O crivo das escolhas

Ocorrência comum era sentarmos numa roda ao pé do fogo em casa de um ou de outro parente, que por ocasião das visitas ficavam de pernoite, porque naquele tempo pouca distância era muita, devido à falta de condução ou às más condições dos caminhos. Eram aqueles, momentos de troca de notícias, quando se inteirava dos novos nascimentos e dos futuros enlaces. Conjecturava-se acontecimentos e previa-se desfechos. Batata doce sob o braseiro, ou milho de pipoca que, ao estourar, atirava o petisco à mão mais ágil, quando não provocava um bombardeio de flocos brancos e uma algazarra alegre para descontrair o clima tenso ocasionado por alguma nova não muito boa.

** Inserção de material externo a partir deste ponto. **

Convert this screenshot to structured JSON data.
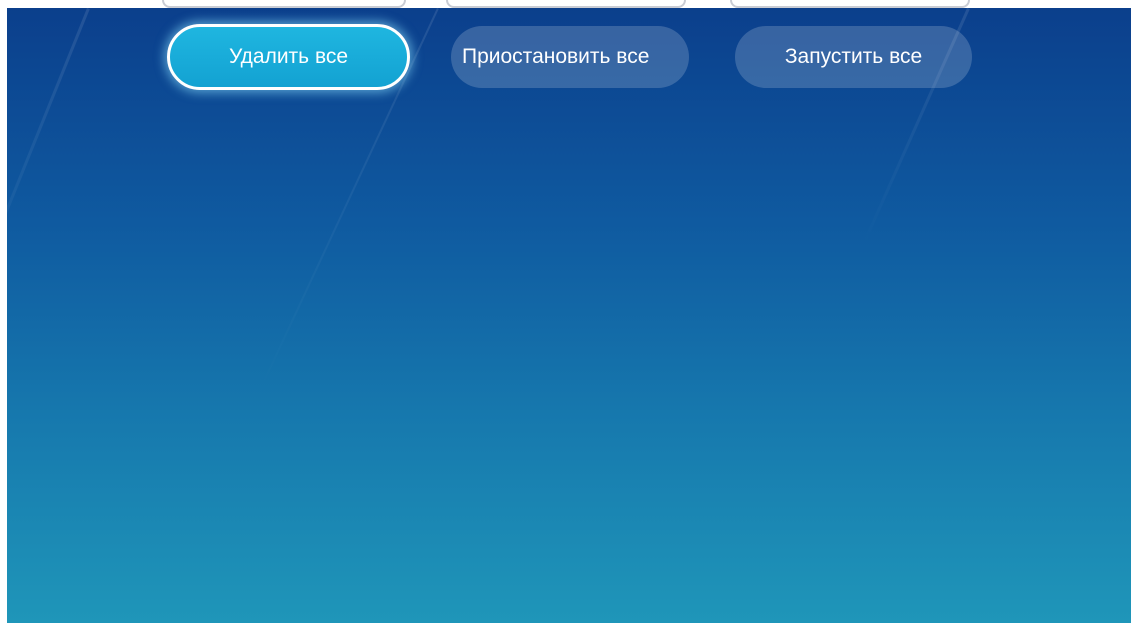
{
  "toolbar": {
    "delete_all_label": "Удалить все",
    "pause_all_label": "Приостановить все",
    "start_all_label": "Запустить все"
  },
  "colors": {
    "background_top": "#0b3f8c",
    "background_bottom": "#1f96b9",
    "focused_button": "#1fb6e0",
    "button_idle": "rgba(255,255,255,0.18)"
  }
}
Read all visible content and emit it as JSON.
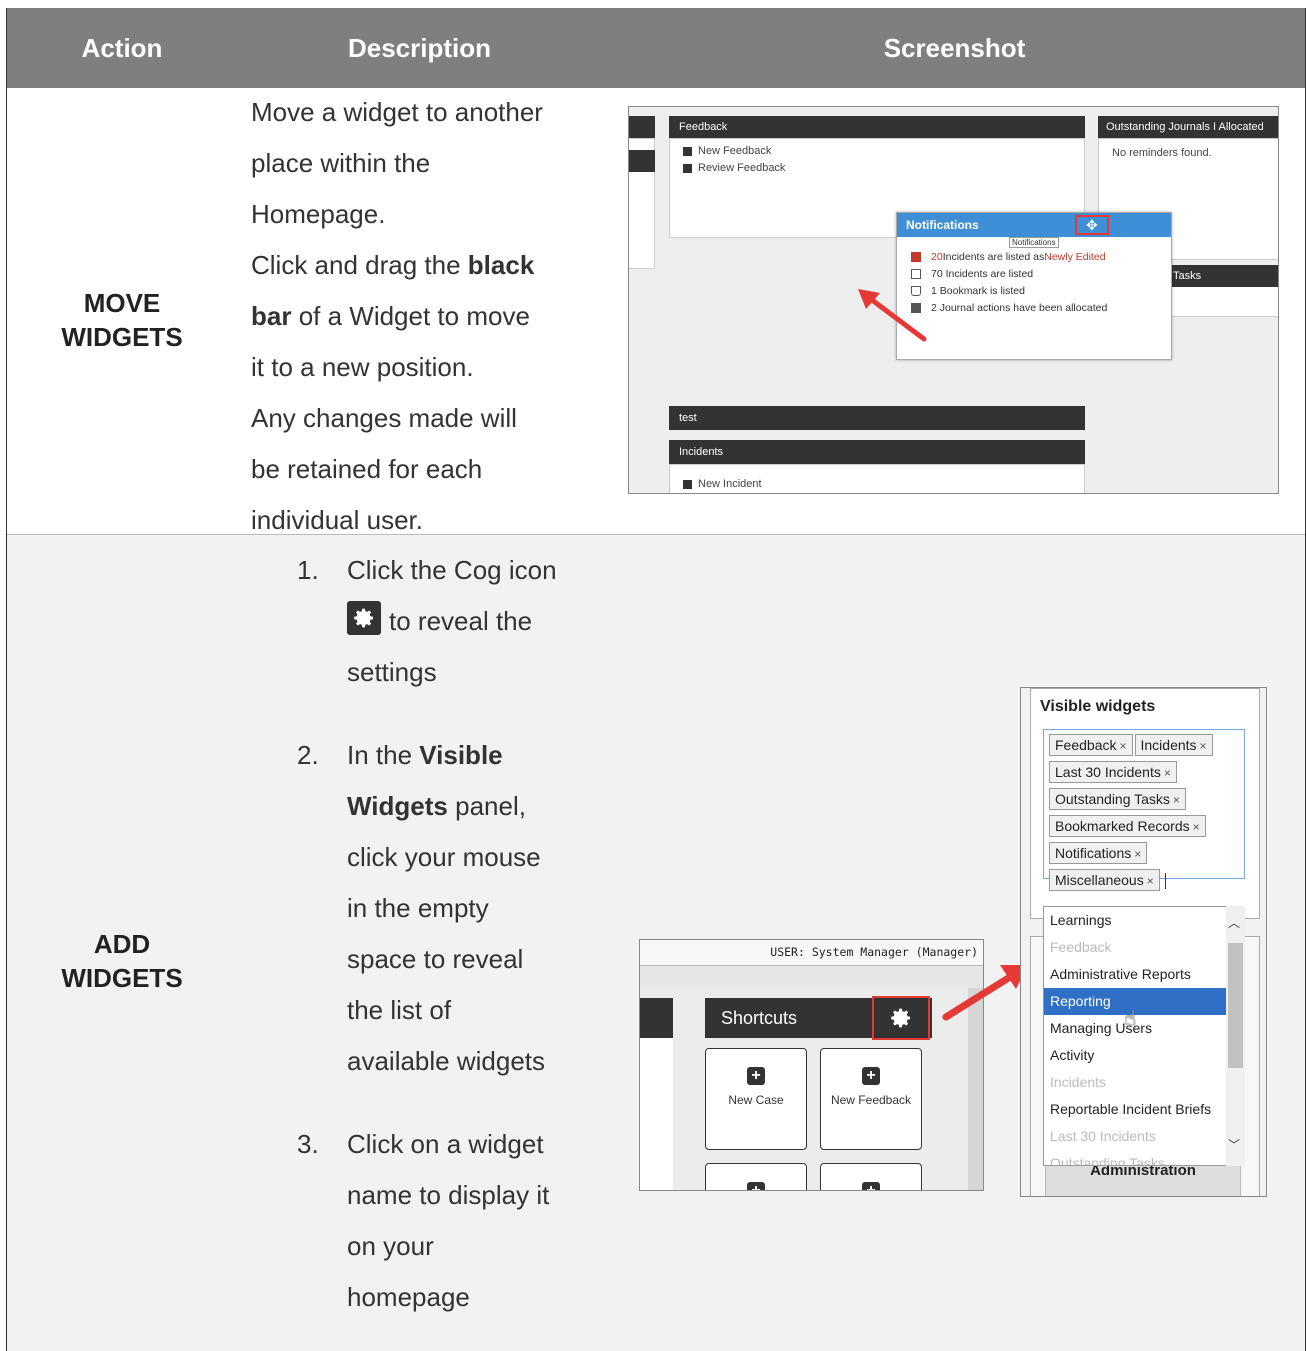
{
  "header": {
    "action": "Action",
    "description": "Description",
    "screenshot": "Screenshot"
  },
  "row1": {
    "action_line1": "MOVE",
    "action_line2": "WIDGETS",
    "desc": {
      "l1": "Move a widget to another",
      "l2": "place within the",
      "l3": "Homepage.",
      "l4a": "Click and drag the ",
      "l4b": "black",
      "l5a": "bar",
      "l5b": " of a Widget to move",
      "l6": "it to a new position.",
      "l7": "Any changes made will",
      "l8": "be retained for each",
      "l9": "individual user."
    },
    "shot": {
      "feedback_title": "Feedback",
      "new_feedback": "New Feedback",
      "review_feedback": "Review Feedback",
      "outstanding_title": "Outstanding Journals I Allocated",
      "no_reminders": "No reminders found.",
      "notifications_title": "Notifications",
      "notifications_tooltip": "Notifications",
      "n1a": "20",
      "n1b": " Incidents are listed as ",
      "n1c": "Newly Edited",
      "n2": "70 Incidents are listed",
      "n3": "1 Bookmark is listed",
      "n4": "2 Journal actions have been allocated",
      "tasks_title": "Tasks",
      "test_title": "test",
      "incidents_title": "Incidents",
      "new_incident": "New Incident"
    }
  },
  "row2": {
    "action_line1": "ADD",
    "action_line2": "WIDGETS",
    "steps": {
      "s1_num": "1.",
      "s1_a": "Click the Cog icon",
      "s1_b": "to reveal the",
      "s1_c": "settings",
      "s2_num": "2.",
      "s2_a": "In the ",
      "s2_b": "Visible",
      "s2_c": "Widgets",
      "s2_d": " panel,",
      "s2_e": "click your mouse",
      "s2_f": "in the empty",
      "s2_g": "space to reveal",
      "s2_h": "the list of",
      "s2_i": "available widgets",
      "s3_num": "3.",
      "s3_a": "Click on a widget",
      "s3_b": "name to display it",
      "s3_c": "on your",
      "s3_d": "homepage"
    },
    "shot_a": {
      "user_label": "USER: System Manager (Manager)",
      "shortcuts": "Shortcuts",
      "tile1": "New Case",
      "tile2": "New Feedback"
    },
    "shot_b": {
      "title": "Visible widgets",
      "chips": [
        "Feedback",
        "Incidents",
        "Last 30 Incidents",
        "Outstanding Tasks",
        "Bookmarked Records",
        "Notifications",
        "Miscellaneous"
      ],
      "chip_x": "×",
      "dropdown": [
        "Learnings",
        "Feedback",
        "Administrative Reports",
        "Reporting",
        "Managing Users",
        "Activity",
        "Incidents",
        "Reportable Incident Briefs",
        "Last 30 Incidents",
        "Outstanding Tasks"
      ],
      "footer": "Administration"
    }
  },
  "colors": {
    "header_bg": "#7f7f7f",
    "row2_bg": "#f2f2f2",
    "widget_bar": "#333333",
    "notif_bar": "#3f8fd6",
    "selected": "#2f6fc6",
    "highlight_red": "#e53935"
  }
}
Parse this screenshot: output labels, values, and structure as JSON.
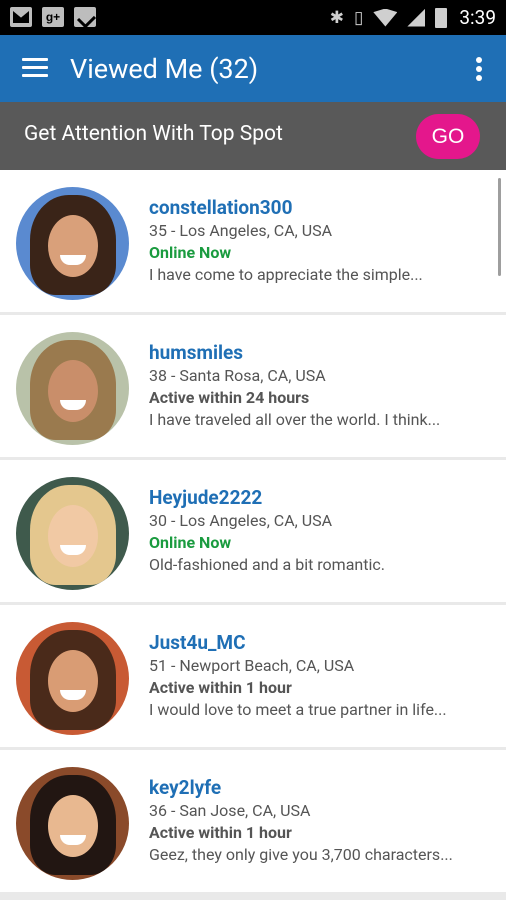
{
  "status_bar": {
    "time": "3:39"
  },
  "app_bar": {
    "title": "Viewed Me (32)"
  },
  "promo": {
    "text": "Get Attention With Top Spot",
    "button": "GO"
  },
  "profiles": [
    {
      "username": "constellation300",
      "meta": "35 - Los Angeles, CA, USA",
      "status": "Online Now",
      "status_type": "online",
      "snippet": "I have come to appreciate the simple...",
      "colors": {
        "bg": "#5a8ad0",
        "hair": "#3a2418",
        "skin": "#d9a07a"
      }
    },
    {
      "username": "humsmiles",
      "meta": "38 - Santa Rosa, CA, USA",
      "status": "Active within 24 hours",
      "status_type": "active",
      "snippet": "I have traveled all over the world. I think...",
      "colors": {
        "bg": "#b9c2a9",
        "hair": "#9a7a4e",
        "skin": "#c98e6a"
      }
    },
    {
      "username": "Heyjude2222",
      "meta": "30 - Los Angeles, CA, USA",
      "status": "Online Now",
      "status_type": "online",
      "snippet": "Old-fashioned and a bit romantic.",
      "colors": {
        "bg": "#3f5a4c",
        "hair": "#e4c78e",
        "skin": "#f1c9a4"
      }
    },
    {
      "username": "Just4u_MC",
      "meta": "51 - Newport Beach, CA, USA",
      "status": "Active within 1 hour",
      "status_type": "active",
      "snippet": "I would love to meet a true partner in life...",
      "colors": {
        "bg": "#c85a34",
        "hair": "#4a2a1a",
        "skin": "#d99c74"
      }
    },
    {
      "username": "key2lyfe",
      "meta": "36 - San Jose, CA, USA",
      "status": "Active within 1 hour",
      "status_type": "active",
      "snippet": "Geez, they only give you 3,700 characters...",
      "colors": {
        "bg": "#8a4a2a",
        "hair": "#221612",
        "skin": "#e8b890"
      }
    }
  ]
}
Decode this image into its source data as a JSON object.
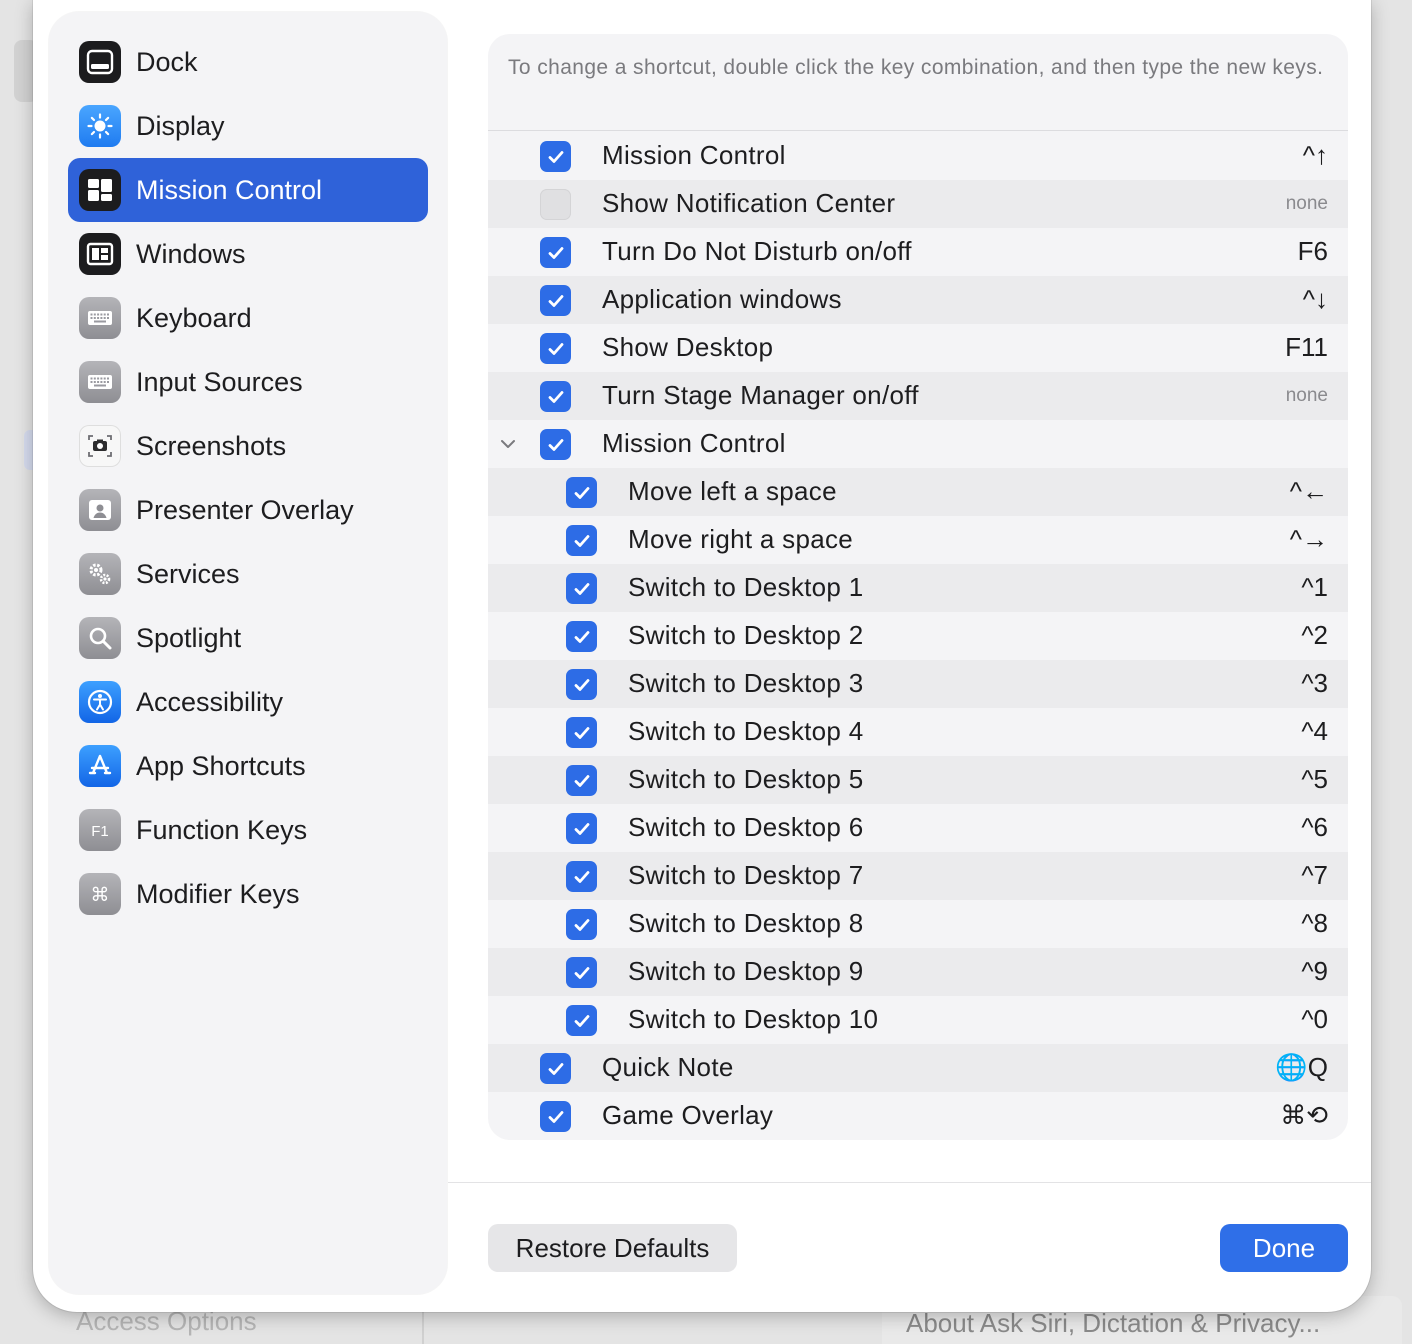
{
  "background": {
    "bottom_left_text": "Access Options",
    "bottom_right_text": "About Ask Siri, Dictation & Privacy..."
  },
  "sidebar": {
    "items": [
      {
        "label": "Dock",
        "icon": "dock-icon",
        "selected": false
      },
      {
        "label": "Display",
        "icon": "display-brightness-icon",
        "selected": false
      },
      {
        "label": "Mission Control",
        "icon": "mission-control-icon",
        "selected": true
      },
      {
        "label": "Windows",
        "icon": "windows-icon",
        "selected": false
      },
      {
        "label": "Keyboard",
        "icon": "keyboard-icon",
        "selected": false
      },
      {
        "label": "Input Sources",
        "icon": "input-sources-icon",
        "selected": false
      },
      {
        "label": "Screenshots",
        "icon": "screenshot-camera-icon",
        "selected": false
      },
      {
        "label": "Presenter Overlay",
        "icon": "presenter-overlay-icon",
        "selected": false
      },
      {
        "label": "Services",
        "icon": "services-gears-icon",
        "selected": false
      },
      {
        "label": "Spotlight",
        "icon": "spotlight-magnifier-icon",
        "selected": false
      },
      {
        "label": "Accessibility",
        "icon": "accessibility-icon",
        "selected": false
      },
      {
        "label": "App Shortcuts",
        "icon": "app-store-icon",
        "selected": false
      },
      {
        "label": "Function Keys",
        "icon": "function-key-icon",
        "selected": false
      },
      {
        "label": "Modifier Keys",
        "icon": "command-key-icon",
        "selected": false
      }
    ]
  },
  "main": {
    "intro": "To change a shortcut, double click the key combination, and then type the new keys.",
    "rows": [
      {
        "label": "Mission Control",
        "key": "^↑",
        "checked": true,
        "level": 0
      },
      {
        "label": "Show Notification Center",
        "key": "none",
        "checked": false,
        "level": 0
      },
      {
        "label": "Turn Do Not Disturb on/off",
        "key": "F6",
        "checked": true,
        "level": 0
      },
      {
        "label": "Application windows",
        "key": "^↓",
        "checked": true,
        "level": 0
      },
      {
        "label": "Show Desktop",
        "key": "F11",
        "checked": true,
        "level": 0
      },
      {
        "label": "Turn Stage Manager on/off",
        "key": "none",
        "checked": true,
        "level": 0
      },
      {
        "label": "Mission Control",
        "key": "",
        "checked": true,
        "level": 0,
        "expanded": true
      },
      {
        "label": "Move left a space",
        "key": "^←",
        "checked": true,
        "level": 1
      },
      {
        "label": "Move right a space",
        "key": "^→",
        "checked": true,
        "level": 1
      },
      {
        "label": "Switch to Desktop 1",
        "key": "^1",
        "checked": true,
        "level": 1
      },
      {
        "label": "Switch to Desktop 2",
        "key": "^2",
        "checked": true,
        "level": 1
      },
      {
        "label": "Switch to Desktop 3",
        "key": "^3",
        "checked": true,
        "level": 1
      },
      {
        "label": "Switch to Desktop 4",
        "key": "^4",
        "checked": true,
        "level": 1
      },
      {
        "label": "Switch to Desktop 5",
        "key": "^5",
        "checked": true,
        "level": 1
      },
      {
        "label": "Switch to Desktop 6",
        "key": "^6",
        "checked": true,
        "level": 1
      },
      {
        "label": "Switch to Desktop 7",
        "key": "^7",
        "checked": true,
        "level": 1
      },
      {
        "label": "Switch to Desktop 8",
        "key": "^8",
        "checked": true,
        "level": 1
      },
      {
        "label": "Switch to Desktop 9",
        "key": "^9",
        "checked": true,
        "level": 1
      },
      {
        "label": "Switch to Desktop 10",
        "key": "^0",
        "checked": true,
        "level": 1
      },
      {
        "label": "Quick Note",
        "key": "🌐Q",
        "checked": true,
        "level": 0
      },
      {
        "label": "Game Overlay",
        "key": "⌘⟲",
        "checked": true,
        "level": 0
      }
    ]
  },
  "footer": {
    "restore_label": "Restore Defaults",
    "done_label": "Done"
  },
  "colors": {
    "accent": "#2f62d9",
    "checkbox": "#2d6ce6",
    "done_button": "#2f6fe8"
  }
}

Um bolo de coalhada assado em panela de ferro tampada com um prato esmaltado cheio de brasas. Também isso acontecia vez ou outra, o que era inconcebível que não fosse acompanhado de café fresco. Lembro a fatia fumegante, o amarelo vivo do fubá de moinho d’água e a rapa escura do contato com o metal superaquecido. Os cheiros de todas essas coisas são notas de nostalgia capazes de evocar as melhores lembranças da vida.

No marasmo das tardes um som conhecido soava ainda distante deixando a garotada em alvoroço a recolher moedinhas. Era a buzina do padeiro Bejo, que passava com sua carroça a oferecer pão fresco. Parava em um ponto da Rua da Várzea, próximo de nossa casa, as pessoas surgiam de todos os lados. A carroça tinha uma um baú de lata de teto abaulado, pintado de cinza médio, um banquinho na parte dianteira, resguardado por um puxadinho sobressaliente do teto, donde pendia a buzina. Bejo saltava desse banquinho e abria as portas traseiras para exibir a sua mercadoria à clientela. Era de encher os olhos os tabuleiros de broas, tarecos, roscas, biscoitos e pães variados.

A geleia de mocotó produzida pelo Zé Margarida, o pudim da São do Osmar, o pastel do Cabode e tantas outras guloseimas, muitas delas só feitas por encomenda, eram produtos ímpares. Quem não os conheceu naquele tempo perdeu sua vez.

Em casa, a mãe improvisava um fubá suado, uma mentira, um bolinho de chuva. Na venda se comprava a granel as bolachas Maria, cujo gosto nunca mais pude sentir. Penso que talvez seja por falta do ingrediente mais comum naquele tempo, a escassez. O fastio é o componente que torna os alimentos insossos. O prazer de todos os sentidos passa por essa corrosão inevitável. O que se deseja é sempre o que não se tem.

A dificuldade sempre provocou a inventividade. Para se conservar a carne, por exemplo, sem os recursos de que dispomos hoje usava-se técnicas antigas. Ela era salgada e desidratada ao sol, o que dava-lhe um sabor muito especial, creia, diferente mesmo das carnes de sol que se prova hoje, ou era cozida e conservada na gordura, em grandes latas. Nacos suculentos se desfiando nos pratos saborosos, compostos de produtos saudáveis, produzidos ali mesmo debaixo das vistas, na horta do quintal, próprio ou dos vizinhos dadivosos, recíprocos, irmanados no profícuo sistema de escambo, tão próprio das pequenas comunidades.

É claro que cada tempo tem sua parcela de coisas boas e ruins e a felicidade consiste em possuir o crivo certo para se fazer as melhores escolhas.